Не могу объяснить и толком сформулировать, что меня привлекает. Просто это те редкие моменты, когда я искренне благодарна судьбе за знакомство со скрипкой, за полученную от родителей способность находить пронзительную и завораживающую красоту в том, что кажется обыденным. За возможность видеть, слышать и ощущать.
Я люблю вглядываться в пустоту за пределами тонкой корабельной скорлупки, ту самую, загадочную, в которой находятся путешественники, временно переставшие существовать в реальном мире. Говорят, это вредно и даже опасно. Правда, говорят с осторожностью – никто не может объяснить, чем именно. Наверное, источник этих предупреждений – обычный страх перед неизвестным. А я… там красиво, но даже не в этом дело.
Я точно знаю, что корабль любит мою музыку. Стараюсь не злоупотреблять, потому что даже мне самой это периодически кажется странным, но в такие моменты удержаться невозможно. Подлинное наслаждение, удовольствие настолько яркое, что на глаза наворачиваются слезы.

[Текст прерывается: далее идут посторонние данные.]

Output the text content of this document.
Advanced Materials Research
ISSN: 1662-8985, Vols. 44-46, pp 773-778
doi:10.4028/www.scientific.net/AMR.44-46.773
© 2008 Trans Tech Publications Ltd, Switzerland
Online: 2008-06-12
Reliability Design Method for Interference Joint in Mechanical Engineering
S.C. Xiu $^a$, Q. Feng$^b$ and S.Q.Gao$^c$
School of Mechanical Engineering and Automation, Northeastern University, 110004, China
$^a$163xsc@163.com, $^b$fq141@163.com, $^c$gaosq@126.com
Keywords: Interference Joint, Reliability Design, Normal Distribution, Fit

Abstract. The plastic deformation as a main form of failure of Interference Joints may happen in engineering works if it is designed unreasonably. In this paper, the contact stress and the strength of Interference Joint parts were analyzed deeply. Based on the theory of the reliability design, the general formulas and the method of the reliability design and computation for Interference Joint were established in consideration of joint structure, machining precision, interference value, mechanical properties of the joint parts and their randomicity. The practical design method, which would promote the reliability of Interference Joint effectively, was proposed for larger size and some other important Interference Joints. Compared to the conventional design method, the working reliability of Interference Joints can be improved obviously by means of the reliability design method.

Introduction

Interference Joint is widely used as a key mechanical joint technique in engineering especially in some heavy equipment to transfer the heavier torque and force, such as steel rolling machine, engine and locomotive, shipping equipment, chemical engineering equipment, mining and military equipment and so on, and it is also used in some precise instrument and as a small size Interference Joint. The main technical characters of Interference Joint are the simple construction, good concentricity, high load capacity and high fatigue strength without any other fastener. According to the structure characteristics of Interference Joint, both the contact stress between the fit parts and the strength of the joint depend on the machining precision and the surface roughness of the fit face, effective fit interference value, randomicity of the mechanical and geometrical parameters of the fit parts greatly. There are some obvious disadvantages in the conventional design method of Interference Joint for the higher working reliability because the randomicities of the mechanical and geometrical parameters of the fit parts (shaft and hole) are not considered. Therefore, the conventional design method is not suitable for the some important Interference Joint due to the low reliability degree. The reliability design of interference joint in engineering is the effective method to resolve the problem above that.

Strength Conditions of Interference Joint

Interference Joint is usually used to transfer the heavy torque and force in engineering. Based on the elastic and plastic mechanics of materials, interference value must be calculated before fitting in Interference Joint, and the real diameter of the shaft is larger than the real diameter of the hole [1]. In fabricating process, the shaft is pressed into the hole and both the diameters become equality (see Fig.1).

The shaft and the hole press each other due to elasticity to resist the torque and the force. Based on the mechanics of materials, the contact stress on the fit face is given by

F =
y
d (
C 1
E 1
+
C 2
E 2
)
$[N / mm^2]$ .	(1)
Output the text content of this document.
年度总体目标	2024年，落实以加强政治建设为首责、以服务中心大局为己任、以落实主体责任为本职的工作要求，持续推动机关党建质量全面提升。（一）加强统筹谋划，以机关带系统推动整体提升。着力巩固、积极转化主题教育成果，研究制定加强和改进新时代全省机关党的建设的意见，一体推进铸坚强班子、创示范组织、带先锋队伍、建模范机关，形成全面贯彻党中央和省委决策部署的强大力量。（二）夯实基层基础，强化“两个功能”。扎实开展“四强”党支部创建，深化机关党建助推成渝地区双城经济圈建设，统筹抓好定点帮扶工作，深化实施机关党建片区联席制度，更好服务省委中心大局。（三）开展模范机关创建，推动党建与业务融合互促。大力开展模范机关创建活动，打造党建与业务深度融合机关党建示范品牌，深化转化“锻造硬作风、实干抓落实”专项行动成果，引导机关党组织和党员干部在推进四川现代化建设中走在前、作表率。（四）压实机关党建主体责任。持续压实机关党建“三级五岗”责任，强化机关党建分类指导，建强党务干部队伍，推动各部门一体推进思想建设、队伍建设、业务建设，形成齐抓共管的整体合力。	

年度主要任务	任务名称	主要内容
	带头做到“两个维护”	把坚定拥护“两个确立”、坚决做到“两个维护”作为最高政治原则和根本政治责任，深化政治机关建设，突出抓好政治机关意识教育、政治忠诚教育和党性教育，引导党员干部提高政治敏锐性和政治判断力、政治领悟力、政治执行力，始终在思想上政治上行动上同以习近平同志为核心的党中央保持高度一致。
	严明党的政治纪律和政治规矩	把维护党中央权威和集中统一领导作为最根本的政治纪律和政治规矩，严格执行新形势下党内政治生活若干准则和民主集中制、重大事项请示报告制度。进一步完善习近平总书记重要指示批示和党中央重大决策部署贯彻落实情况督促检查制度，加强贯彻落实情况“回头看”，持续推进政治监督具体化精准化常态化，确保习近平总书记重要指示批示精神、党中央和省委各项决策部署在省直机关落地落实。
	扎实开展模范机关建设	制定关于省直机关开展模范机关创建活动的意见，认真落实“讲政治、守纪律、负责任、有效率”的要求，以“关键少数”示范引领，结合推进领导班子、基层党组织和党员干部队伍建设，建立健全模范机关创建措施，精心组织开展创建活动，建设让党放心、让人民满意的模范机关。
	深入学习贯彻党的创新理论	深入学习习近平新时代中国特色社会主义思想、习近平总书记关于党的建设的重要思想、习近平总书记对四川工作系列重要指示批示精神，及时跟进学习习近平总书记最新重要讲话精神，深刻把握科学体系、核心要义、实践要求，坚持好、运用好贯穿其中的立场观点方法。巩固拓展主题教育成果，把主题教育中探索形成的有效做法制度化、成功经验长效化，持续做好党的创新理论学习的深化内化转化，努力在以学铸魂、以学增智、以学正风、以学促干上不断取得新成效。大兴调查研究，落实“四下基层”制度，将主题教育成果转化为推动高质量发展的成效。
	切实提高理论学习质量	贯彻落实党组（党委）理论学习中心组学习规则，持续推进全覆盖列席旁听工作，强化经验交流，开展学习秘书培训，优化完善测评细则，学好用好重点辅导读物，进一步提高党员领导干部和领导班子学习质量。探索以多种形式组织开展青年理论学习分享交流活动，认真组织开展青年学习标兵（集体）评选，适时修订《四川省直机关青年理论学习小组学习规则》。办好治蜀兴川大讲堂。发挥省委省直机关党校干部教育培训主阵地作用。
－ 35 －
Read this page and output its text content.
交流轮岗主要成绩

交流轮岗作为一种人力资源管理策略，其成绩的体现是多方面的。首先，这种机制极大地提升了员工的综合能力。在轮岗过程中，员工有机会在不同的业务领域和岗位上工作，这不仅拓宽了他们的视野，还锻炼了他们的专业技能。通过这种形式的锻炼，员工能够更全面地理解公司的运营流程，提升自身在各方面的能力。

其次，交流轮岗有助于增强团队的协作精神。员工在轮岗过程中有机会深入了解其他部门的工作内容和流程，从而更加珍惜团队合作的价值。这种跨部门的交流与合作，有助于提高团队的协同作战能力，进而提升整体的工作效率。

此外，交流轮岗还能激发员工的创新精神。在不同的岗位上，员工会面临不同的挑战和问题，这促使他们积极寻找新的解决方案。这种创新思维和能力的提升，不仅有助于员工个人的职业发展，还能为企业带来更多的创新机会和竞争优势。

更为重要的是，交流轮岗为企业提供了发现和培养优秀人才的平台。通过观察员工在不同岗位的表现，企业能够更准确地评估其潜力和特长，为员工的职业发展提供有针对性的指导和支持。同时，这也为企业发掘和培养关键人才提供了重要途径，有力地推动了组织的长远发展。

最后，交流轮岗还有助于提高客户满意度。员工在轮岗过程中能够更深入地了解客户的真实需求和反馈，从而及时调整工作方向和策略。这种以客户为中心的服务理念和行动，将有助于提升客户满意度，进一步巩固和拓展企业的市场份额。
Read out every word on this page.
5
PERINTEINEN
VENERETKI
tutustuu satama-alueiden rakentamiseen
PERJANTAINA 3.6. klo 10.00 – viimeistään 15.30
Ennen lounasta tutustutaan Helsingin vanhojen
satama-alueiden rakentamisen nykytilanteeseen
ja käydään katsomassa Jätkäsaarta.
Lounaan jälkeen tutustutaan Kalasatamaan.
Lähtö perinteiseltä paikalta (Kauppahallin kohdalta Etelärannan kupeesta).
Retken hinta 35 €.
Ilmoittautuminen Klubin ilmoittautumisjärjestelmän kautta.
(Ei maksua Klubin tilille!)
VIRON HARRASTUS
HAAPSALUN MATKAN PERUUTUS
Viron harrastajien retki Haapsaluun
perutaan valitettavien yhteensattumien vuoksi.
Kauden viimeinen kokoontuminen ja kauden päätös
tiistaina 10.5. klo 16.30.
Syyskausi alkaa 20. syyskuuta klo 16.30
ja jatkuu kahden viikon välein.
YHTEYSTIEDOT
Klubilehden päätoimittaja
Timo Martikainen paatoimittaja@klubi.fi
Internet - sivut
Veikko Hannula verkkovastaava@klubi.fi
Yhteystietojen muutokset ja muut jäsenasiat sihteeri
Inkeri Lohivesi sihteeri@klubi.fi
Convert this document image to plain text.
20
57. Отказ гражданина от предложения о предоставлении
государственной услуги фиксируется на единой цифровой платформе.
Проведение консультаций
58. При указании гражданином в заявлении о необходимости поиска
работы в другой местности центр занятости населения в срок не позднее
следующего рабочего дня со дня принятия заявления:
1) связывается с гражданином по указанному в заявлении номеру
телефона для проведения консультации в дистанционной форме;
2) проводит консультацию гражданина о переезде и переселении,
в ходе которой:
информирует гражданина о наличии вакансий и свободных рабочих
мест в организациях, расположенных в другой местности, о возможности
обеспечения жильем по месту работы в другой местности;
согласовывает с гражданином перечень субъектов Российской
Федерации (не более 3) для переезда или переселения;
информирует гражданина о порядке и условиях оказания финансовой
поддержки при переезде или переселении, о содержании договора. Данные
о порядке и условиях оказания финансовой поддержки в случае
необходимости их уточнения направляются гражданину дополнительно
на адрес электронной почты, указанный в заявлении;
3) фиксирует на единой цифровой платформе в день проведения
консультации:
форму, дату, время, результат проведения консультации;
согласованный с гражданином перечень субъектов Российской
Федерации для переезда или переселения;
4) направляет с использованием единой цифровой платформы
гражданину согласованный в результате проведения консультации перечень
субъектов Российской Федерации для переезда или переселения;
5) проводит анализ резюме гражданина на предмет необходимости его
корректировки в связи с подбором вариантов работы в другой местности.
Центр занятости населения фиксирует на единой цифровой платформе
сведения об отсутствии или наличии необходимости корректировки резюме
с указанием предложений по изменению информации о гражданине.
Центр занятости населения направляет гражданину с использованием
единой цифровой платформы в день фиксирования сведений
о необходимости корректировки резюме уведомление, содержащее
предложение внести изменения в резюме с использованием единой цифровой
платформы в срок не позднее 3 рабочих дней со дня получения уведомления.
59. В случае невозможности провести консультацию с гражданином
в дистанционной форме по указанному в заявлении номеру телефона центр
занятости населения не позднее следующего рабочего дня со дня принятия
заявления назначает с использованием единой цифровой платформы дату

Сначала – шлем терминала. Он поначалу мешал, но я очень быстро привыкла, а без него… без него это будет череда звуков. Да, красивых, но – не тех.
Футляр пахнет старым лаком, канифолью и чем-то неуловимым. Мне кажется, именно так пахла мама, это ведь ее скрипка. Не концертная, а домашняя, для себя. Сделанная безымянным мастером, звучащая совсем не так, как бесценные древние произведения искусства, но… в ней есть душа. Не такая, как в технике и прочих предметах; своя, настоящая, абсолютно живая. Возможно, когда-то давным-давно эта скрипка была живым человеком?
Лак кажется теплым. Всегда. Шейка инструмента сама просится в ладонь, подбородок устраивается на предназначенном для него ложе так уютно, будто это не посторонний предмет, а продолжение тела. Смычок… он тоже живой и очень легкий, как виляющий хвост собаки, встречающей хозяина. Так и просит: «Коснись! Ну! Я скучал!»
Я тоже скучала.
Пальцы все помнят, им не нужно внимание разума. Я не гений и не виртуоз, просто есть несколько мелодий, которые я, кажется, способна сыграть в любом состоянии. Теперь можно позволить себе отпустить реальность, полностью отрешиться от собственного тела. Позволить живой темноте окутать себя, на какое-то время забыть обо всем – о существовании рядом других людей, обо всех приборах и бегущих по нейронным сетям импульсах. Больше нет человека, все материальное осталось где-то позади, а здесь… только свобода бесконечного полета и хрустально-чистый, пронзительно-нежный звук.
Мне кажется, эта пустота вокруг отзывается на него. Краски становятся сочнее, меня уже полностью окутывают переливы света – голубовато-зеленые, холодные, но удивительно ласковые, будто живая лесная тень. Разум знает, что это говорит только о приближении точки выхода, но здесь и сейчас… кому есть до него дело?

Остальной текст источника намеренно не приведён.